Financial Services Commission Chairman Yim Jong-yong pinpointed household and corporate debt as the biggest potential problems for the Korean economy, calling for “fierce reforms” to guard against them.

“The debt problem, (particularly) of households and corporates, is the biggest risk to our economy,” the chief financial regulator said in his year-end press meeting in central Seoul, Tuesday.

Korea’s economy faces multiple challenges, including an uncertain global economic outlook, still-weak domestic consumption and record-high debt.

The country’s debt-to-GDP ratio reached 180 percent, the highest in its history, in the third quarter of 2015.

As of the end of November, local lenders’ outstanding won-denominated loans stood at 1,351.9 trillion won ($1.16 trillion), up 0.8 percent from a month earlier, according to data from the Financial Supervisory Service. Corporate loans constituted 766.7 trillion won of the total, up 9.6 trillion from a month before. The amount owed by households stood at 555.5 trillion won, up 6.4 trillion won.
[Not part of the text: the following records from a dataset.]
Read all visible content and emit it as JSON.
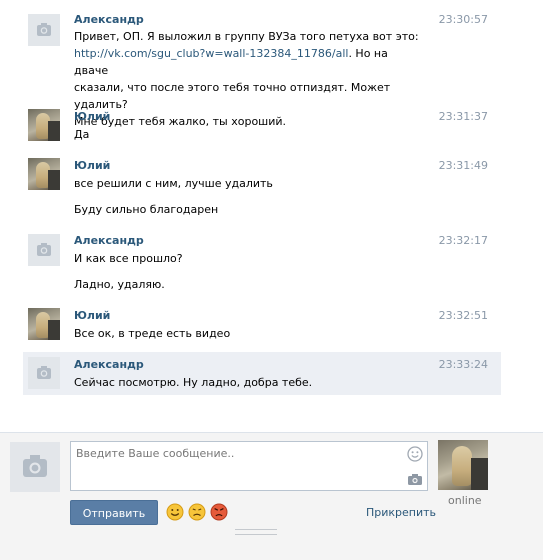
{
  "messages": [
    {
      "author": "Александр",
      "avatar": "camera-placeholder",
      "time": "23:30:57",
      "lines": [
        "Привет, ОП. Я выложил в группу ВУЗа того петуха вот это:",
        "сказали, что после этого тебя точно отпиздят. Может удалить?",
        "Мне будет тебя жалко, ты хороший."
      ],
      "link": "http://vk.com/sgu_club?w=wall-132384_11786/all",
      "link_suffix": ". Но на дваче"
    },
    {
      "author": "Юлий",
      "avatar": "user-photo",
      "time": "23:31:37",
      "lines": [
        "Да"
      ]
    },
    {
      "author": "Юлий",
      "avatar": "user-photo",
      "time": "23:31:49",
      "lines": [
        "все решили с ним, лучше удалить"
      ],
      "extra": "Буду сильно благодарен"
    },
    {
      "author": "Александр",
      "avatar": "camera-placeholder",
      "time": "23:32:17",
      "lines": [
        "И как все прошло?"
      ],
      "extra": "Ладно, удаляю."
    },
    {
      "author": "Юлий",
      "avatar": "user-photo",
      "time": "23:32:51",
      "lines": [
        "Все ок, в треде есть видео"
      ]
    },
    {
      "author": "Александр",
      "avatar": "camera-placeholder",
      "time": "23:33:24",
      "lines": [
        "Сейчас посмотрю. Ну ладно, добра тебе."
      ],
      "highlighted": true
    }
  ],
  "composer": {
    "placeholder": "Введите Ваше сообщение..",
    "send_label": "Отправить",
    "attach_label": "Прикрепить",
    "status": "online",
    "emoji": [
      "smile",
      "worried",
      "angry"
    ]
  },
  "colors": {
    "accent": "#2b587a",
    "button": "#5a7ea6",
    "highlight": "#eceff4",
    "time": "#8a98a8"
  }
}
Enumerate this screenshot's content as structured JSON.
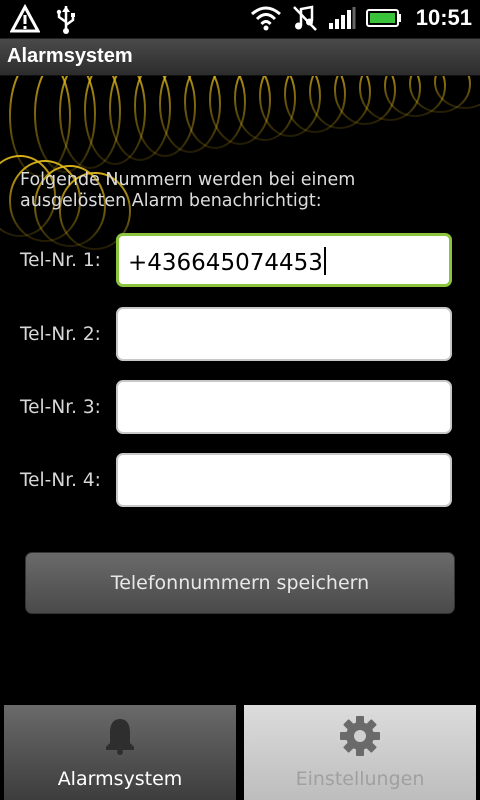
{
  "status_bar": {
    "time": "10:51",
    "icons": [
      "warning-icon",
      "usb-icon",
      "wifi-icon",
      "music-muted-icon",
      "signal-icon",
      "battery-icon"
    ]
  },
  "app": {
    "title": "Alarmsystem"
  },
  "intro_text": "Folgende Nummern werden bei einem ausgelösten Alarm benachrichtigt:",
  "phone_fields": [
    {
      "label": "Tel-Nr. 1:",
      "value": "+436645074453",
      "focused": true
    },
    {
      "label": "Tel-Nr. 2:",
      "value": ""
    },
    {
      "label": "Tel-Nr. 3:",
      "value": ""
    },
    {
      "label": "Tel-Nr. 4:",
      "value": ""
    }
  ],
  "save_button": {
    "label": "Telefonnummern speichern"
  },
  "tabs": [
    {
      "label": "Alarmsystem",
      "icon": "bell-icon",
      "selected": true
    },
    {
      "label": "Einstellungen",
      "icon": "gear-icon",
      "selected": false
    }
  ],
  "colors": {
    "focus_border": "#8bc53f",
    "art_accent": "#e0b81a"
  }
}
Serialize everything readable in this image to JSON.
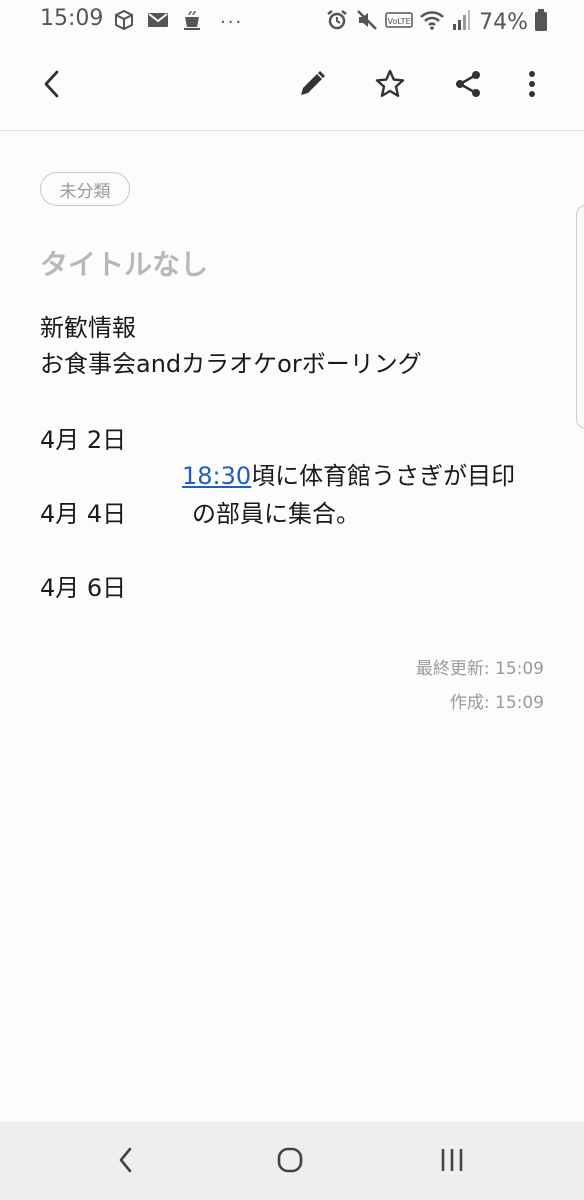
{
  "status_bar": {
    "time": "15:09",
    "more_indicator": "···",
    "battery_text": "74%",
    "left_icons": [
      "box-icon",
      "mail-icon",
      "cup-icon"
    ],
    "right_icons": [
      "alarm-icon",
      "mute-icon",
      "volte-icon",
      "wifi-icon",
      "signal-icon",
      "battery-icon"
    ]
  },
  "toolbar": {
    "back_icon": "chevron-left-icon",
    "edit_icon": "pencil-icon",
    "favorite_icon": "star-icon",
    "share_icon": "share-icon",
    "more_icon": "more-vertical-icon"
  },
  "note": {
    "category": "未分類",
    "title_placeholder": "タイトルなし",
    "lines": {
      "l1": "新歓情報",
      "l2": "お食事会andカラオケorボーリング",
      "l3": "4月 2日",
      "l4_time": "18:30",
      "l4_rest": "頃に体育館うさぎが目印",
      "l5_date": "4月 4日",
      "l5_rest": "の部員に集合。",
      "l6": "4月 6日"
    },
    "last_updated": "最終更新: 15:09",
    "created": "作成: 15:09"
  },
  "nav_bar": {
    "back_icon": "nav-back-icon",
    "home_icon": "nav-home-icon",
    "recents_icon": "nav-recents-icon"
  },
  "colors": {
    "link": "#1f5fbf",
    "text": "#1a1a1a",
    "placeholder": "#b8b8b8",
    "meta": "#9a9a9a"
  }
}
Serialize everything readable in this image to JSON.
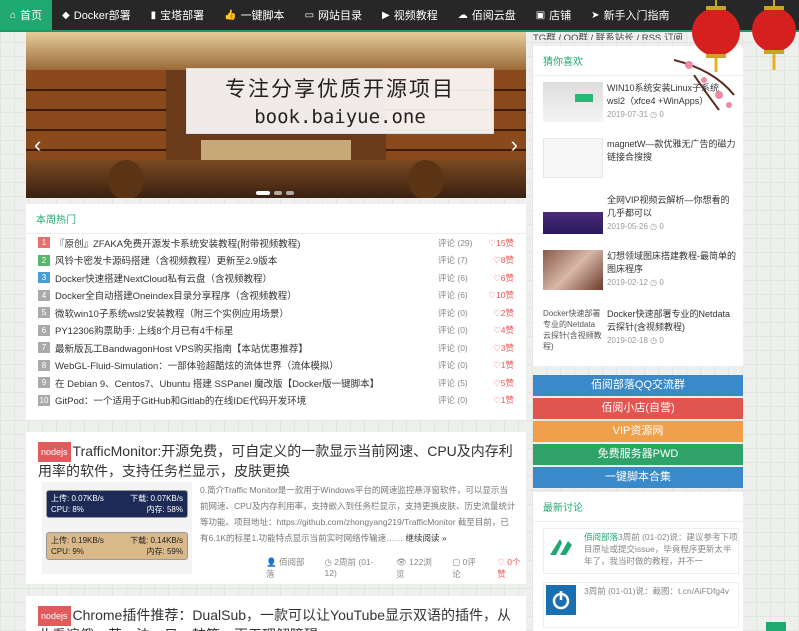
{
  "nav": {
    "items": [
      {
        "icon": "home-icon",
        "glyph": "⌂",
        "label": "首页"
      },
      {
        "icon": "cube-icon",
        "glyph": "◆",
        "label": "Docker部署"
      },
      {
        "icon": "bar-chart-icon",
        "glyph": "▮",
        "label": "宝塔部署"
      },
      {
        "icon": "thumbs-up-icon",
        "glyph": "👍",
        "label": "一键脚本"
      },
      {
        "icon": "folder-icon",
        "glyph": "▭",
        "label": "网站目录"
      },
      {
        "icon": "video-icon",
        "glyph": "▶",
        "label": "视频教程"
      },
      {
        "icon": "cloud-icon",
        "glyph": "☁",
        "label": "佰阅云盘"
      },
      {
        "icon": "shop-icon",
        "glyph": "▣",
        "label": "店铺"
      },
      {
        "icon": "send-icon",
        "glyph": "➤",
        "label": "新手入门指南"
      }
    ]
  },
  "banner": {
    "title": "专注分享优质开源项目",
    "domain": "book.baiyue.one"
  },
  "hot": {
    "heading": "本周热门",
    "rows": [
      {
        "n": "1",
        "color": "#e86f6f",
        "title": "『原创』ZFAKA免费开源发卡系统安装教程(附带视频教程)",
        "comments": "评论 (29)",
        "likes": "♡15赞"
      },
      {
        "n": "2",
        "color": "#56b76d",
        "title": "风铃卡密发卡源码搭建（含视频教程）更新至2.9版本",
        "comments": "评论 (7)",
        "likes": "♡8赞"
      },
      {
        "n": "3",
        "color": "#4a9ed6",
        "title": "Docker快速搭建NextCloud私有云盘（含视频教程）",
        "comments": "评论 (6)",
        "likes": "♡6赞"
      },
      {
        "n": "4",
        "color": "#aaaaaa",
        "title": "Docker全自动搭建Oneindex目录分享程序（含视频教程）",
        "comments": "评论 (6)",
        "likes": "♡10赞"
      },
      {
        "n": "5",
        "color": "#aaaaaa",
        "title": "微软win10子系统wsl2安装教程（附三个实例应用场景）",
        "comments": "评论 (0)",
        "likes": "♡2赞"
      },
      {
        "n": "6",
        "color": "#aaaaaa",
        "title": "PY12306购票助手: 上线8个月已有4千标星",
        "comments": "评论 (0)",
        "likes": "♡4赞"
      },
      {
        "n": "7",
        "color": "#aaaaaa",
        "title": "最新版瓦工BandwagonHost VPS购买指南【本站优惠推荐】",
        "comments": "评论 (0)",
        "likes": "♡3赞"
      },
      {
        "n": "8",
        "color": "#aaaaaa",
        "title": "WebGL-Fluid-Simulation：一部体验超酷炫的流体世界（流体模拟）",
        "comments": "评论 (0)",
        "likes": "♡1赞"
      },
      {
        "n": "9",
        "color": "#aaaaaa",
        "title": "在 Debian 9、Centos7、Ubuntu 搭建 SSPanel 魔改版【Docker版一键脚本】",
        "comments": "评论 (5)",
        "likes": "♡5赞"
      },
      {
        "n": "10",
        "color": "#aaaaaa",
        "title": "GitPod：一个适用于GitHub和Gitlab的在线IDE代码开发环境",
        "comments": "评论 (0)",
        "likes": "♡1赞"
      }
    ]
  },
  "post1": {
    "tag": "nodejs",
    "title": "TrafficMonitor:开源免费，可自定义的一款显示当前网速、CPU及内存利用率的软件，支持任务栏显示，皮肤更换",
    "monitor1": {
      "up": "上传: 0.07KB/s",
      "down": "下载: 0.07KB/s",
      "cpu": "CPU: 8%",
      "mem": "内存: 58%"
    },
    "monitor2": {
      "up": "上传: 0.19KB/s",
      "down": "下载: 0.14KB/s",
      "cpu": "CPU: 9%",
      "mem": "内存: 59%"
    },
    "excerpt": "0.简介Traffic Monitor是一款用于Windows平台的网速监控悬浮窗软件，可以显示当前网速、CPU及内存利用率，支持嵌入到任务栏显示，支持更换皮肤、历史流量统计等功能。项目地址：https://github.com/zhongyang219/TrafficMonitor 截至目前，已有6.1K的标星1.功能特点显示当前实时网络传输速……",
    "read_more": "继续阅读 »",
    "author": "👤 佰阅部落",
    "date": "◷ 2周前 (01-12)",
    "views": "👁 122浏览",
    "comments": "▢ 0评论",
    "likes": "♡ 0个赞"
  },
  "post2": {
    "tag": "nodejs",
    "title": "Chrome插件推荐：DualSub，一款可以让YouTube显示双语的插件，从此看遍俄、英、法、日、韩等，再无理解障碍"
  },
  "sidebar": {
    "top_text": "TG群 / QQ群 / 联系站长 / RSS 订阅",
    "guess_heading": "猜你喜欢",
    "guess": [
      {
        "title": "WIN10系统安装Linux子系统wsl2（xfce4 +WinApps）",
        "date": "2019-07-31 ◷ 0"
      },
      {
        "title": "magnetW—款优雅无广告的磁力链接合搜搜",
        "date": ""
      },
      {
        "title": "全网VIP视频云解析—你想看的几乎都可以",
        "date": "2019-05-26 ◷ 0"
      },
      {
        "title": "幻想领域图床搭建教程-最简单的图床程序",
        "date": "2019-02-12 ◷ 0"
      },
      {
        "title": "Docker快速部署专业的Netdata云探针(含视频教程)",
        "date": "2019-02-18 ◷ 0",
        "img_alt": "Docker快速部署专业的Netdata云探针(含视频教程)"
      }
    ],
    "buttons": [
      {
        "label": "佰阅部落QQ交流群",
        "color": "#3a8ac9"
      },
      {
        "label": "佰阅小店(自营)",
        "color": "#e0554f"
      },
      {
        "label": "VIP资源网",
        "color": "#f0a04b"
      },
      {
        "label": "免费服务器PWD",
        "color": "#2fa26a"
      },
      {
        "label": "一键脚本合集",
        "color": "#3a8ac9"
      }
    ],
    "comments_heading": "最新讨论",
    "comments": [
      {
        "author": "佰阅部落",
        "time": "3周前 (01-02)说：",
        "text": "建议参考下项目原址或提交issue，毕竟程序更新太半年了，我当时做的教程，并不一"
      },
      {
        "author": "",
        "time": "3周前 (01-01)说：",
        "text": "截图：t.cn/AiFDfg4v"
      }
    ]
  }
}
New FSS data, out Tuesday, revealed the delinquency rates for both household debt and corporate debt rose for the second consecutive month. As of the end of November, the country’s average delinquency rate for won-denominated loans at local banks rose to 0.74 percent, up 0.04 percentage point from a month earlier.

The household delinquency rate rose to 0.42 percent, up 0.02 percentage point from the month before. The corporate delinquency rate stood at 0.99 percent, an on-month increase of 0.07 percentage point.

Following unceasing criticism that the authorities overlooked the timely control of household debt to revive market consumption, the FSC revealed the final version of the household debt control guidelines on Dec. 14. The guidelines are to go into effect on Feb. 1 in Seoul and the surrounding region and on May 2 in the rest of the country.

The household debt control plan mainly aims at driving borrowers to take out, or transfer to, “affordable” loans that come with no or drastically shorter grace periods and fixed interest rates. The plan also nudges lenders to strengthen loan assessment procedures to curb the delinquency rate.